The context for the Syrian Civil War is complex and challenging. We are looking at a situation that needs not only a political solution in terms of removal of a tyrant, but also social and economic solutions of nation re-building. There are many groups competing for the future of Syria. I firmly believe it is time for the world to step up and take a more forceful approach to removing Assad and begin the hard work of national rebuilding. Too many nations have argued they do not want to get dragged into the internal conflict that is Syria. But, this has gone beyond an internal conflict. The Syrian people are fleeing and they are showing up on our shores desperate, fearful and broken. They continue to be tortured in their own borders. This has been and continues to be a global issue.

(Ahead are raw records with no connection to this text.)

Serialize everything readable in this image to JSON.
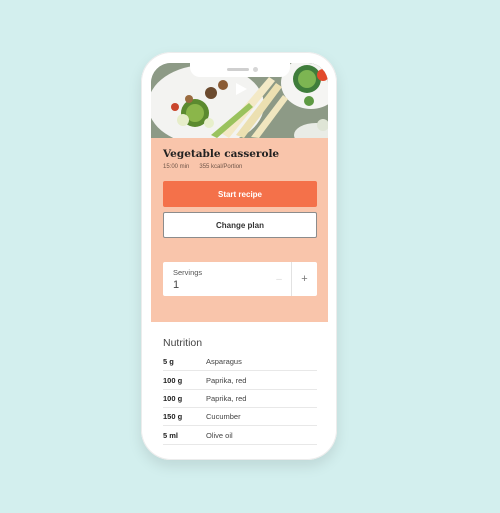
{
  "recipe": {
    "title": "Vegetable casserole",
    "time": "15:00 min",
    "calories": "355 kcal/Portion",
    "start_label": "Start recipe",
    "change_label": "Change plan"
  },
  "servings": {
    "label": "Servings",
    "value": "1",
    "minus": "–",
    "plus": "+"
  },
  "nutrition": {
    "title": "Nutrition",
    "rows": [
      {
        "qty": "5 g",
        "name": "Asparagus"
      },
      {
        "qty": "100 g",
        "name": "Paprika, red"
      },
      {
        "qty": "100 g",
        "name": "Paprika, red"
      },
      {
        "qty": "150 g",
        "name": "Cucumber"
      },
      {
        "qty": "5 ml",
        "name": "Olive oil"
      }
    ]
  },
  "colors": {
    "background": "#d3efee",
    "accent": "#f4714a",
    "recipe_panel": "#f9c5ab"
  },
  "icons": {
    "hero_play": "play-icon"
  }
}
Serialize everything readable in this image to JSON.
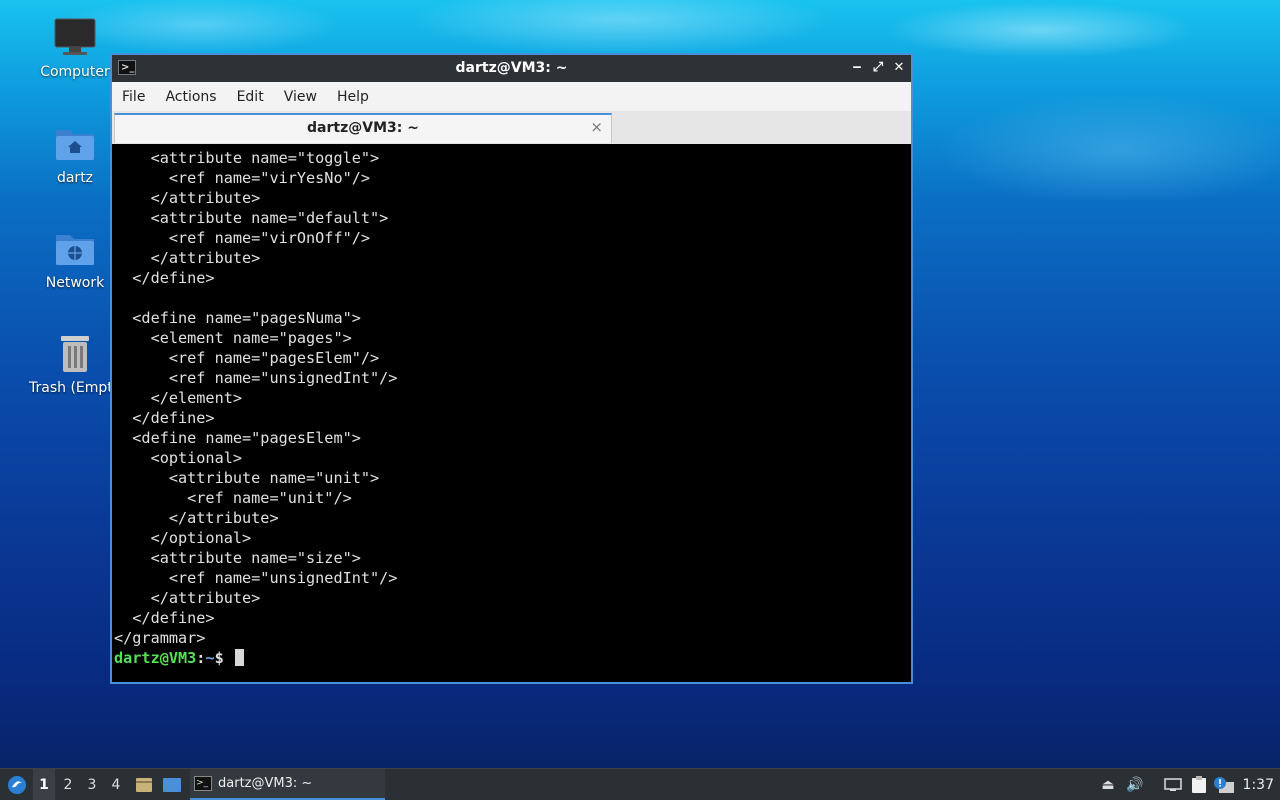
{
  "desktop": {
    "icons": [
      {
        "label": "Computer",
        "icon": "monitor-icon"
      },
      {
        "label": "dartz",
        "icon": "home-folder-icon"
      },
      {
        "label": "Network",
        "icon": "network-folder-icon"
      },
      {
        "label": "Trash (Empty)",
        "icon": "trash-icon"
      }
    ]
  },
  "window": {
    "title": "dartz@VM3: ~",
    "controls": {
      "minimize": "‒",
      "maximize": "⤢",
      "close": "✕"
    },
    "menu": [
      "File",
      "Actions",
      "Edit",
      "View",
      "Help"
    ],
    "tab": {
      "title": "dartz@VM3: ~",
      "close": "×"
    },
    "terminal": {
      "lines": [
        "    <attribute name=\"toggle\">",
        "      <ref name=\"virYesNo\"/>",
        "    </attribute>",
        "    <attribute name=\"default\">",
        "      <ref name=\"virOnOff\"/>",
        "    </attribute>",
        "  </define>",
        "",
        "  <define name=\"pagesNuma\">",
        "    <element name=\"pages\">",
        "      <ref name=\"pagesElem\"/>",
        "      <ref name=\"unsignedInt\"/>",
        "    </element>",
        "  </define>",
        "  <define name=\"pagesElem\">",
        "    <optional>",
        "      <attribute name=\"unit\">",
        "        <ref name=\"unit\"/>",
        "      </attribute>",
        "    </optional>",
        "    <attribute name=\"size\">",
        "      <ref name=\"unsignedInt\"/>",
        "    </attribute>",
        "  </define>",
        "</grammar>"
      ],
      "prompt": {
        "user_host": "dartz@VM3",
        "separator": ":",
        "dir": "~",
        "symbol": "$ "
      }
    }
  },
  "taskbar": {
    "workspaces": [
      "1",
      "2",
      "3",
      "4"
    ],
    "active_workspace": "1",
    "task": {
      "label": "dartz@VM3: ~"
    },
    "clock": "1:37"
  },
  "colors": {
    "accent": "#4a90d9",
    "prompt_user": "#55e055",
    "prompt_dir": "#6ba7e8",
    "taskbar": "#2b3034"
  }
}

As I’ve laid out and provided ample evidence for, the situation in Syria is much more complex than a single bombing is going to take care of. Further, I haven’t even gone into the geo-political complexities that involve the backing of the Assad regime by Russia. But, what I do know is that we cannot bomb an airstrip without also stepping up our game as far as what we are going to do for the people fleeing war. What is do know is we cannot bomb and airstrip without a real strategy to handle the complexities that are the Syrian Civil War. I hope to see more of a global strategic plan in the days to come. I hope to see the American public push for more Syrians to come to our nation. I hope to see more support of the international aid agencies and nonprofits who are on the ground with the people of Syria. I hope to see us do more to aid those nations who have taken on the largest numbers of refugees. This is a crisis that we will feel the repercussions of for decades. The question becomes how will we respond and we will open our arms to our neighbors from Syria and not call a bombing of an airstrip a solution.